Abstract

BACKGROUND: It has been recognized that symptom burden reported as a patient-reported outcome is valuable in assessment of both disease and treatment-related symptoms and should be incorporated into evaluation of clinical benefit of novel therapies. MDASI-BT is a widely-used instrument for measuring symptom burden in brain tumor patients, and its Japanese version (MDASI-BT-J) has recently been validated linguistically. The purpose of this study is to psychometrically validate MDASI-BT-J. METHODS: Patients with brain tumors who were undergoing oncologic treatments in The University of Tokyo Hospital or National Cancer Center Hospital between 2014 and 2015 were asked to fill out MDASI-BT-J and the Japanese version of European Quality of Life-5 Dimensions (EQ-5D-J). Feasibility, reliability, and validity of MDASI-BT-J were assessed. RESULTS: One-hundred-and-forty patients (72 men) including 63 patients with gliomas participated in the study. The median age was 54 years, and the median Karnofsky Performance Status (KPS) score was 90. The mean symptom severity score (MSS) and mean interference score (MIS) were 1.9 ± 1.7 and 2.8 ± 2.7, respectively.
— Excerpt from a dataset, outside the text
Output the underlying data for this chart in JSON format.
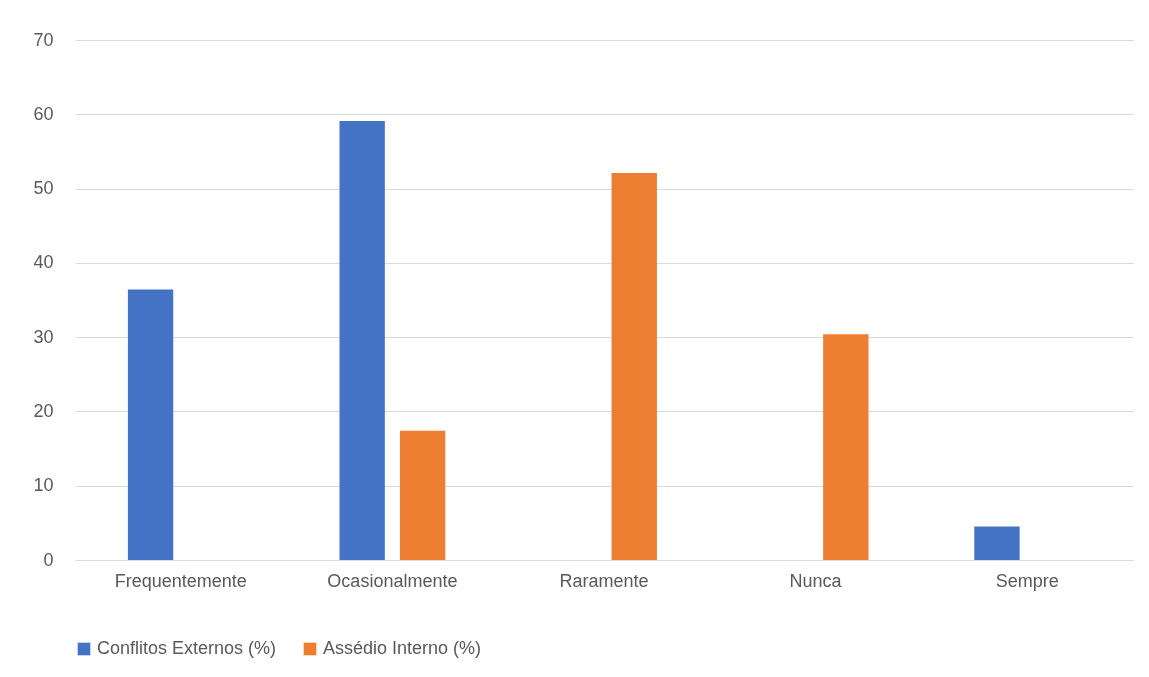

The median amount of time required to complete the form was 4 minutes (range, 0-30), and missing values were seen in 1%. Internal consistency using Cronbach's coefficient alpha was 0.94 and 0.92 for symptom severity and interference, respectively. Test-retest reliability was assessed in 30 patients with acceptable intra-class correlation coefficient (mean, 0.74). Known-group validity confirmed a significant difference in MSS (1.6 versus 2.3, P = 0.007) and MIS (2.0 versus 3.9, P = 0.007) between patients with KPS score >= 90 and those with KPS score <90. As evidence of concurrent validity, EQ-5D-J correlated with MDASI-BT-J in the hypothesized magnitude and direction. CONCLUSIONS: The current study endorses reliability of the newly-developed MDASI-BT-J in evaluation of clinical benefit in brain tumor patients in Japan. It is being used as one of the secondary endpoints in a multi-center prospective study for newly-diagnosed glioblastoma.